On Monday, we published the 3rd place finalist in our 2020 Summer Short Story Award for New Writers, which was selected by Kali Anstine-Fajardo. You can read Dayna Cobarrubias’s wonderful “Como La Flor” here, and then read her interview with Melissa Hinshaw below:
My favorite part about “Como La Flor” is definitely the characters. How did you come up with them, or how did they come to you?
The characters were inspired by own experience. Much of my work is a form of individual processing, a way to unpack and heal the scars of assimilation. With “Como La Flor” I wanted to confront my own shadows as a woman with both privileged and marginalized identities, and explore how people of color can still play a role in replicating the same systems they are working to dismantle.
You work at a non-profit—how does that inform the way you write, or what you write about?
My motivation for my work in the nonprofit sector and writing share a common theme; to work for racial equity, justice, and liberation. In my writing, however, I examine how the systemic issues I tackle in my work impact individuals on a personal and interpersonal level. In this story in particular, I wanted to highlight some of the hypocrisies inherent in Mari’s character and used her role as a non-profit executive to do this. There is this concept of the nonprofit industrial complex which criticizes the sector for obstructing social change. Mari, for example, is a non-profit leader who believes she is “woke” but still holds a paternalistic view on the ways in which she is “helping” others who are less privileged than her.
This story’s great strength is the way it integrates so many important themes. Work, friendship, family, womanhood, culture, language, romance, religion, and more. Was that your aim in writing this piece, or did these themes arise naturally as you began creating Mari, Delia, and their worlds? Which came first?
The story originated from the themes. The relationship between Mari and Delia became the springboard to explore both their commonalities and differences as two Latinas who in part are bonded by family, womanhood, and religion, yet also have divergent experiences and perspectives that stem from their various identities related to class, citizenship, and language. Mari’s insecurities and contradictions are reflected back to her through her relationship with her housekeeper Delia who shares her ethnic identity but lacks Mari’s class and citizenship privilege.
We know you’re working on your first novel—tell us about it! Does “Como La Flor” lay the groundwork for or play a part in it at all, or is it totally unrelated? Does it contain any similar themes?

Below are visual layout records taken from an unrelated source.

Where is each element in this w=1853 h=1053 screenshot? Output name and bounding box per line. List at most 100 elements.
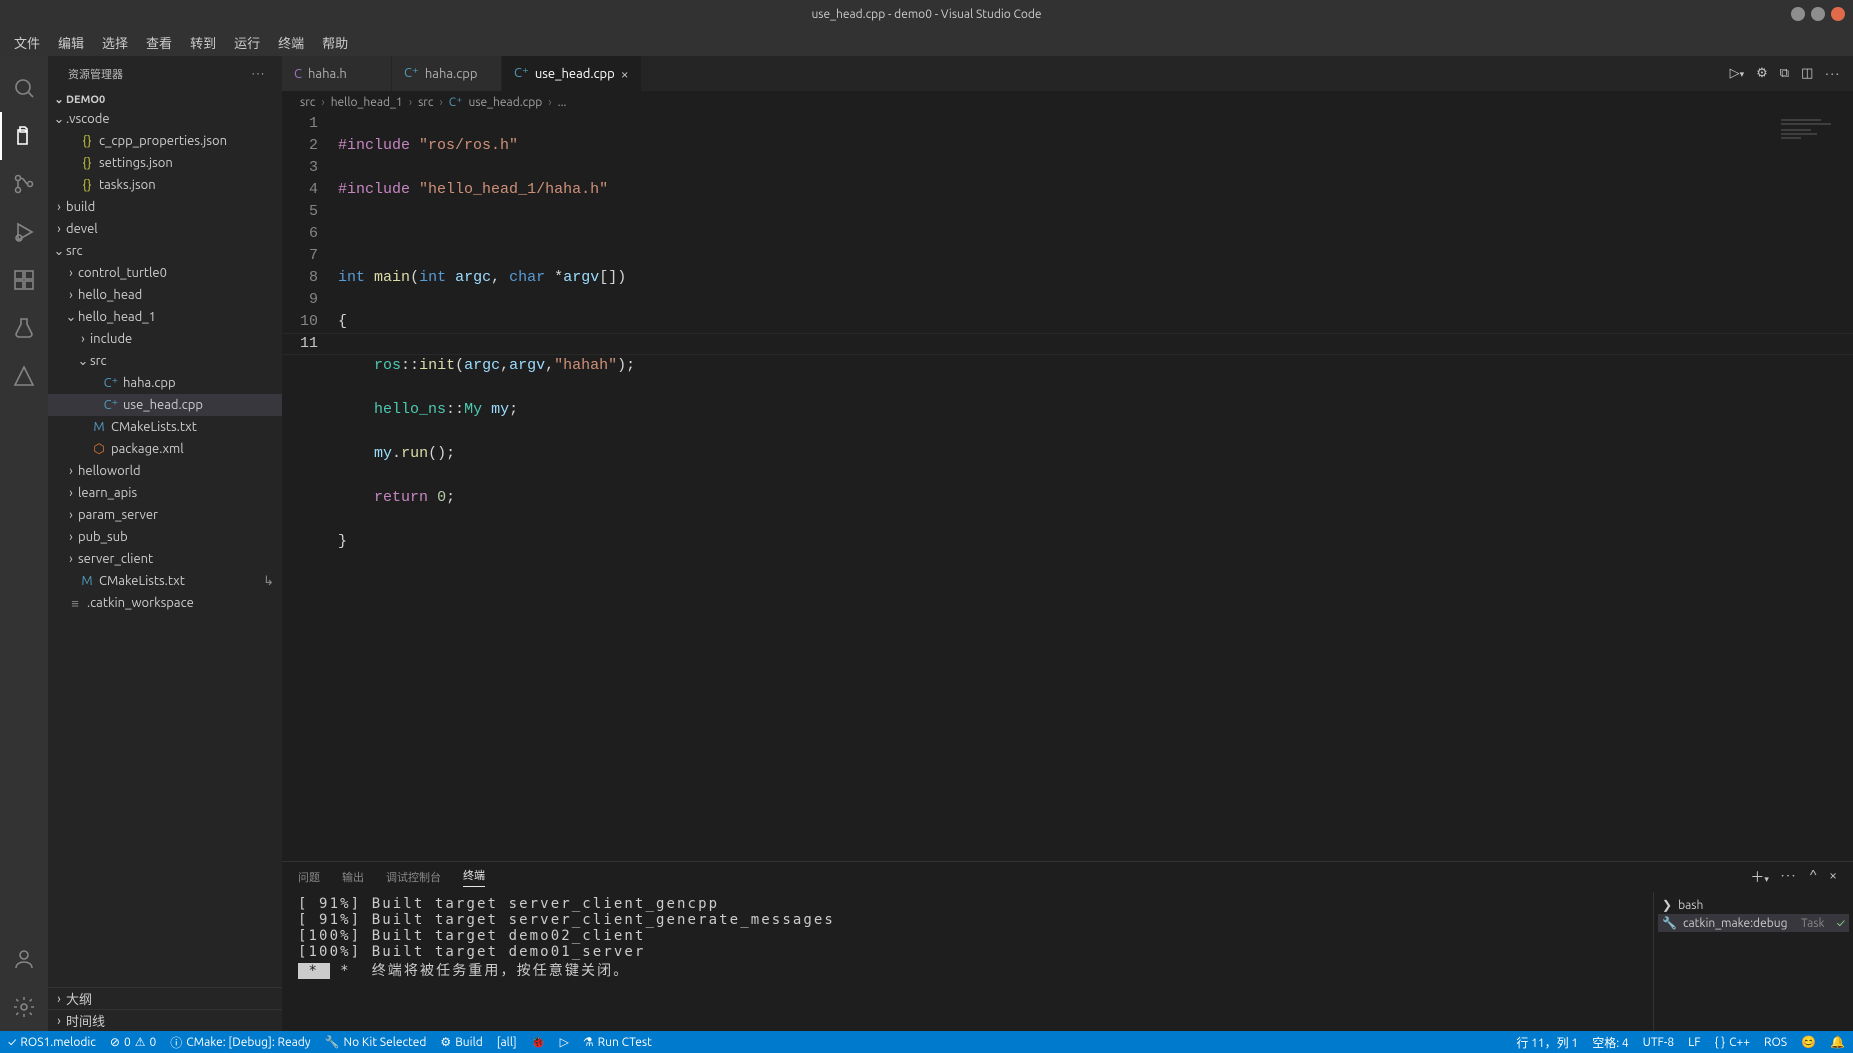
status-errors-warnings[interactable]: ⊘0 ⚠0: [110, 1035, 156, 1049]
status-runctest[interactable]: ⚗Run CTest: [583, 1035, 652, 1049]
folder-src-inner[interactable]: ⌄src: [48, 350, 282, 372]
code-content[interactable]: #include "ros/ros.h" #include "hello_hea…: [338, 113, 635, 861]
folder-helloworld[interactable]: ›helloworld: [48, 460, 282, 482]
activity-settings[interactable]: [0, 983, 48, 1031]
panel-more-icon[interactable]: ···: [1781, 867, 1797, 887]
activity-source-control[interactable]: [0, 160, 48, 208]
panel-close-icon[interactable]: ×: [1829, 867, 1837, 887]
terminal-item-bash[interactable]: ❯bash: [1658, 896, 1849, 914]
menu-run[interactable]: 运行: [226, 30, 268, 55]
status-ros[interactable]: ✓ROS1.melodic: [8, 1036, 96, 1049]
sidebar-more-icon[interactable]: ···: [252, 68, 266, 80]
tab-haha-cpp[interactable]: C⁺ haha.cpp: [392, 56, 502, 91]
breadcrumb-segment[interactable]: use_head.cpp: [469, 96, 543, 109]
terminal-item-catkin[interactable]: 🔧catkin_make:debugTask✓: [1658, 914, 1849, 932]
file-settings-json[interactable]: {}settings.json: [48, 152, 282, 174]
chevron-down-icon: ⌄: [64, 310, 78, 325]
activity-extensions[interactable]: [0, 256, 48, 304]
activity-search[interactable]: [0, 64, 48, 112]
menu-view[interactable]: 查看: [138, 30, 180, 55]
breadcrumb-segment[interactable]: hello_head_1: [331, 96, 403, 109]
breadcrumb-segment[interactable]: src: [300, 96, 315, 109]
activity-cmake[interactable]: [0, 352, 48, 400]
status-nokit[interactable]: 🔧No Kit Selected: [325, 1035, 427, 1049]
file-tasks-json[interactable]: {}tasks.json: [48, 174, 282, 196]
folder-devel[interactable]: ›devel: [48, 218, 282, 240]
panel-tab-problems[interactable]: 问题: [298, 869, 320, 885]
folder-server-client[interactable]: ›server_client: [48, 548, 282, 570]
gear-icon: ⚙: [440, 1035, 451, 1049]
file-cmakelists-root[interactable]: MCMakeLists.txt↳: [48, 570, 282, 592]
status-cmake[interactable]: ⓘCMake: [Debug]: Ready: [170, 1034, 310, 1051]
status-encoding[interactable]: UTF-8: [1643, 1034, 1674, 1051]
file-icon: ≡: [66, 596, 84, 611]
activity-account[interactable]: [0, 935, 48, 983]
file-haha-cpp[interactable]: C⁺haha.cpp: [48, 372, 282, 394]
sidebar-project-header[interactable]: ⌄ DEMO0: [48, 91, 282, 108]
folder-build[interactable]: ›build: [48, 196, 282, 218]
activity-explorer[interactable]: [0, 112, 48, 160]
wrench-icon: 🔧: [325, 1035, 340, 1049]
minimap[interactable]: [1781, 117, 1841, 147]
menu-go[interactable]: 转到: [182, 30, 224, 55]
status-line-col[interactable]: 行 11，列 1: [1516, 1034, 1578, 1051]
panel-tab-output[interactable]: 输出: [342, 869, 364, 885]
code-editor[interactable]: 123 456 789 1011 #include "ros/ros.h" #i…: [282, 113, 1853, 861]
window-maximize[interactable]: [1811, 7, 1825, 21]
sidebar-timeline[interactable]: ›时间线: [48, 1009, 282, 1031]
panel-tab-terminal[interactable]: 终端: [463, 867, 485, 887]
menu-selection[interactable]: 选择: [94, 30, 136, 55]
run-dropdown-icon[interactable]: ▷▾: [1730, 66, 1745, 81]
breadcrumb-segment[interactable]: ...: [558, 96, 567, 109]
activity-run-debug[interactable]: [0, 208, 48, 256]
terminal-output[interactable]: [ 91%] Built target server_client_gencpp…: [282, 892, 1653, 1031]
menu-help[interactable]: 帮助: [314, 30, 356, 55]
status-run-icon[interactable]: ▷: [560, 1035, 569, 1049]
status-build[interactable]: ⚙Build: [440, 1035, 482, 1049]
xml-icon: ⬡: [90, 442, 108, 457]
window-minimize[interactable]: [1791, 7, 1805, 21]
window-close[interactable]: [1831, 7, 1845, 21]
current-line-highlight: [282, 333, 1853, 355]
folder-hello-head-1[interactable]: ⌄hello_head_1: [48, 306, 282, 328]
diff-icon[interactable]: ⧉: [1780, 66, 1789, 81]
close-icon[interactable]: ×: [621, 66, 629, 82]
file-package-xml[interactable]: ⬡package.xml: [48, 438, 282, 460]
folder-param-server[interactable]: ›param_server: [48, 504, 282, 526]
file-cmakelists[interactable]: MCMakeLists.txt: [48, 416, 282, 438]
status-language[interactable]: { }C++: [1715, 1034, 1750, 1051]
status-ros-right[interactable]: ROS: [1764, 1034, 1787, 1051]
folder-include[interactable]: ›include: [48, 328, 282, 350]
file-use-head-cpp[interactable]: C⁺use_head.cpp: [48, 394, 282, 416]
file-catkin-workspace[interactable]: ≡.catkin_workspace: [48, 592, 282, 614]
tab-use-head-cpp[interactable]: C⁺ use_head.cpp ×: [502, 56, 642, 91]
folder-src[interactable]: ⌄src: [48, 240, 282, 262]
status-debug-icon[interactable]: 🐞: [531, 1035, 546, 1049]
status-spaces[interactable]: 空格: 4: [1592, 1034, 1628, 1051]
folder-vscode[interactable]: ⌄.vscode: [48, 108, 282, 130]
menu-terminal[interactable]: 终端: [270, 30, 312, 55]
folder-hello-head[interactable]: ›hello_head: [48, 284, 282, 306]
activity-testing[interactable]: [0, 304, 48, 352]
new-terminal-icon[interactable]: ＋▾: [1750, 867, 1769, 887]
sidebar-outline[interactable]: ›大纲: [48, 987, 282, 1009]
folder-control-turtle0[interactable]: ›control_turtle0: [48, 262, 282, 284]
breadcrumb[interactable]: src› hello_head_1› src› C⁺ use_head.cpp›…: [282, 91, 1853, 113]
menu-edit[interactable]: 编辑: [50, 30, 92, 55]
tab-haha-h[interactable]: C haha.h: [282, 56, 392, 91]
menu-file[interactable]: 文件: [6, 30, 48, 55]
status-target[interactable]: [all]: [497, 1036, 517, 1049]
panel-maximize-icon[interactable]: ^: [1809, 867, 1817, 887]
status-feedback-icon[interactable]: 😊: [1801, 1034, 1816, 1051]
panel-tab-debug-console[interactable]: 调试控制台: [386, 869, 441, 885]
folder-learn-apis[interactable]: ›learn_apis: [48, 482, 282, 504]
folder-pub-sub[interactable]: ›pub_sub: [48, 526, 282, 548]
file-c-cpp-properties[interactable]: {}c_cpp_properties.json: [48, 130, 282, 152]
status-bell-icon[interactable]: 🔔: [1830, 1034, 1845, 1051]
breadcrumb-segment[interactable]: src: [418, 96, 433, 109]
split-editor-icon[interactable]: ◫: [1801, 66, 1813, 81]
status-eol[interactable]: LF: [1688, 1034, 1700, 1051]
gear-icon[interactable]: ⚙: [1756, 66, 1768, 81]
file-tree[interactable]: ⌄.vscode {}c_cpp_properties.json {}setti…: [48, 108, 282, 987]
more-actions-icon[interactable]: ···: [1825, 67, 1841, 81]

Battle at St. Martha’s is a coming of age story of Felicity Campos, a privileged, ambitious brown girl who battles the daily microaggressions of private school life while struggling to find self-acceptance. Her Spanish is limited to pet names and swear words and she doesn’t consider herself different until she meets her new classmates, the “Legacy Girls” at St. Martha’s Academy. As a middle-class “coconut,” she struggles to connect with both her Mexican background and prep school culture. The novel shares similar themes of racial authenticity and ambivalence with “Como La Flor” but from an adolescent perspective of a young women struggling to define herself on her own terms as she experiences the pressure of different identities projected on her. Felicity, in essence, could be a younger version of Delia.
If “Como La Flor” had a playlist, what songs would be on it? In addition to the obvious, of course!
Definitely some breakup and single girl anthems in addition to some odes to the California cannabis lifestyle. “Sorry” by Beyonce, “Independent” by Webbie, “Beverly Hills” by Weezer, “Best Life” by Cardi B, “I Get So Lonely” by Janet Jackson, and “Sativa” by Jhene Aiko…you can check out the full list on Spotify.